Christian Viedt und seine Ruder-Achter vor Bewährungsprobe in Posen

Nach dem Umsturz im Flaggschiff steht für den Ruder-Achter die Bewährungsprobe an. Es ist die einzige vor den Olympischen Spielen. Für Trainer Christian Viedt und seine Jungs steht viel auf dem Spiel.


Achter-Trainer Christian Viedt gibt auf dem Dortmund-Ems-Kanal den Ton an. Foto: Rolf Kosecki  

Posen. Sie sind heiß auf den Start in Posen, heiß darauf es den Kritikern zu zeigen. Acht junge Männer und der 40-jährige Soldat Peter Thiede am Steuer wollen den sportlichen Beweis dafür antreten, dass sie zurecht in dem Boot sitzen, auf das die Öffentlichkeit blickt. Der Deutschland-Achter soll am 17. August im Shunyi-Park Edelmetall aus dem Wasser fischen. Am besten Gold.

Am 4. Juni hatte die Trainer-Crew einen Schnitt gemacht, die hochdekorierten Recken um Bernd Heidicker ausgemustert. "Wir sind mit 22 Athleten in die Vorbereitung gestartet, und es war klar, dass nur 14 nach Peking fahren. Irgendwann musste es einige treffen. Das es so läuft, hat aber sicher niemand erwartet", blickt Christian Viedt zurück auf nervenaufreibende und schmerzvolle Tage. Denn auch er hat eine neue Aufgabe: Bundestrainer Dieter Grahn zog sich vom Achter zurück, sein bisheriger Assistent trägt nun die Verantwortung.
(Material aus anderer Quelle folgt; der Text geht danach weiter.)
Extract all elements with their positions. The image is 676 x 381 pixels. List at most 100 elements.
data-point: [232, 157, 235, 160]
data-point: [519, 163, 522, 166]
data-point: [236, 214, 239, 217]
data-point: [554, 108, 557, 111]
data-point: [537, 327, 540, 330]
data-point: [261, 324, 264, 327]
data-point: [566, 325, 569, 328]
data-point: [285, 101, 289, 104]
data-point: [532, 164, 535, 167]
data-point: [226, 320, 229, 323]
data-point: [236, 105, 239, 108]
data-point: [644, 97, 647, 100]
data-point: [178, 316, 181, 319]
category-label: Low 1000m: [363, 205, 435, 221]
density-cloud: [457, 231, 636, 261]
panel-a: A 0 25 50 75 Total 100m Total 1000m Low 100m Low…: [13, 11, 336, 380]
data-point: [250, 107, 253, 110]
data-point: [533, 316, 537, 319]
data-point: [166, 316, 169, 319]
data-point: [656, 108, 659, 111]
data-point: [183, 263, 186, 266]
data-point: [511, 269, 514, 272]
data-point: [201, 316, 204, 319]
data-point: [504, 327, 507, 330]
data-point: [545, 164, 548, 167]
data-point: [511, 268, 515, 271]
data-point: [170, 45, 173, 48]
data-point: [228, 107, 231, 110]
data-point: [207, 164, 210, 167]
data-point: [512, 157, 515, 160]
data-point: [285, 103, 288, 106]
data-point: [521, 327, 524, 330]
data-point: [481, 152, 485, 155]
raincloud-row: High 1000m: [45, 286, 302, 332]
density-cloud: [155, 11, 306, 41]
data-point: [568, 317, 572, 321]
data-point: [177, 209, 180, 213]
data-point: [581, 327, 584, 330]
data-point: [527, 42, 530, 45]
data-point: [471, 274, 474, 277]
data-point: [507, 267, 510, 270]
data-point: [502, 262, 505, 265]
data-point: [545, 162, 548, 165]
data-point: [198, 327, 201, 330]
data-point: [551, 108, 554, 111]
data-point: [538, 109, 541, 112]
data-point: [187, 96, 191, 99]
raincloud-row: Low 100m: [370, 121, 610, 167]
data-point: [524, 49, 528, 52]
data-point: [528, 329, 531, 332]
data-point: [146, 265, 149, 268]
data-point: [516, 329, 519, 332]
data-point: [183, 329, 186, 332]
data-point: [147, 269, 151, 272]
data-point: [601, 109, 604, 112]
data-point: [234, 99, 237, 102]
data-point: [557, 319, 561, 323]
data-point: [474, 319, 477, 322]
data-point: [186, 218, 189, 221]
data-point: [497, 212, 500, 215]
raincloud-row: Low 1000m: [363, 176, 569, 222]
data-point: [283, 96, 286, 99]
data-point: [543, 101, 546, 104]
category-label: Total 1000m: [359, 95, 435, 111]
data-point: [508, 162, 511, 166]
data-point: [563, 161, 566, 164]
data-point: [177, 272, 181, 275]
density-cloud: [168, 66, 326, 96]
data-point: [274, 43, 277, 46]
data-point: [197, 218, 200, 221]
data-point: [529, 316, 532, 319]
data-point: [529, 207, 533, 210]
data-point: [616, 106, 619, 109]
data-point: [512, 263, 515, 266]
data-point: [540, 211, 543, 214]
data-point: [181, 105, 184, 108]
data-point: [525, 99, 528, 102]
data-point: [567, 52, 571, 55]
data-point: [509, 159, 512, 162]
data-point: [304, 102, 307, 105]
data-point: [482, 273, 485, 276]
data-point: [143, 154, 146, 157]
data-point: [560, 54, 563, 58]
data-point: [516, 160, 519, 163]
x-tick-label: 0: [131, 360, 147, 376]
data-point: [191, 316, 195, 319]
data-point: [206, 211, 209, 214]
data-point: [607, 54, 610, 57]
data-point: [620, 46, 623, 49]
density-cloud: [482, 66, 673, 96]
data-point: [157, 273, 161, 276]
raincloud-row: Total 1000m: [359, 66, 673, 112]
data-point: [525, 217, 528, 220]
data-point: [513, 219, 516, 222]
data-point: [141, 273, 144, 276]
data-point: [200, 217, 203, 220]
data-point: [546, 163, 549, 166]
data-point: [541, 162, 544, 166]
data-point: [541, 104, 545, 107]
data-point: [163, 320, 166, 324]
Die Entscheidung schlug Wellen, die ausgemusterten Ex-Weltmeister fühlten sich gedemütigt,gelten fehlendes Vertrauen. Von "Vergiftung" schreibt gar der Schlagmann des Olympia-Achters von 1992, Roland Baar, in einem offenen Brief. Nicht nur er kritisierte die Entscheidung, für den Weltcup in Posen nicht beide Boote zu melden, sondern bedingungslos auf die neue Crew zu setzen.

"Wenn wir zwei Achter gemeldet hätten, dann hätten sie sich zerfleischt", stellt Viedt klar: "Und außerdem hatte die andere Crew ihre Chancen. Sie hat sie nicht genutzt." Bei den Weltcups in München war das Flaggschiff hinterher gepaddelt, noch deutlicher in Luzern, als man zehn Sekunden hinter den Kanadiern lag: "Außerdem hätten sie sich bei der internen Zweier-Rangliste beweisen können. Aber da haben sie schlechte individuelle Leistungen abgeliefert."

Viedt hat sich für die vier schnellsten Zweier entschieden, zu denen die Radolfzeller Andreas Penkner und Kristof Wilke gehören. "Es muss nicht immer die einzig richtige Entscheidung sein, allein aufgrund der Zweier zu nominieren. Das Boot muss auch harmonieren", sagt Viedt. Ob das klappt, wusste am Tag der Entscheidung niemand, denn bis dahin hatten die acht um Schlagmann Mattias Flach nie in einem Boot gesessen.

Seither wurde auf dem Ems-Kanal die sportlich Harmonie gesucht, die menschlich längst vorhanden ist. Wer sich vorstellt, dass es ständig im großen Boot den Kanal rauf und runter geht, der irrt. "Das wär ja sonst wie jeden Tag Erbsensuppe", erklärt Viedt, an dem seine Jungs vor allem die ruhige und besonnene Art sowie sein fachliches Wissen schätzen. Viele Alternativen hat der 39-Jährige in der Besetzung freilich nicht mehr.

Eigentlich gelten die Rollsitze als verteilt. Natürlich sind Athleten und Trainer angespannt vor der Abreise nach Polen. Auf dem Maltasee werden alle Augen auf sie gerichtet sein. Die Konkurrenz ist überschaubar, nur die Gastgeber und die starken Briten sind da. "Wir sind angetreten den Abstand im Vergleich zu Luzern zu verringern", sagt Viedt.

Gedanken darüber, was ist, wenn es nicht klappt in Posen, gibt es nicht. Zumindest nicht offiziell. "Ich wurde oft gefragt, was ich dann mache. Joachim Löw würde niemand fragen, was er tut, wenn sein Team drei Spiele verliert", sagt Viedt. Abgerechnet wird ohnehin am 17. August am Chaobai-Fluss.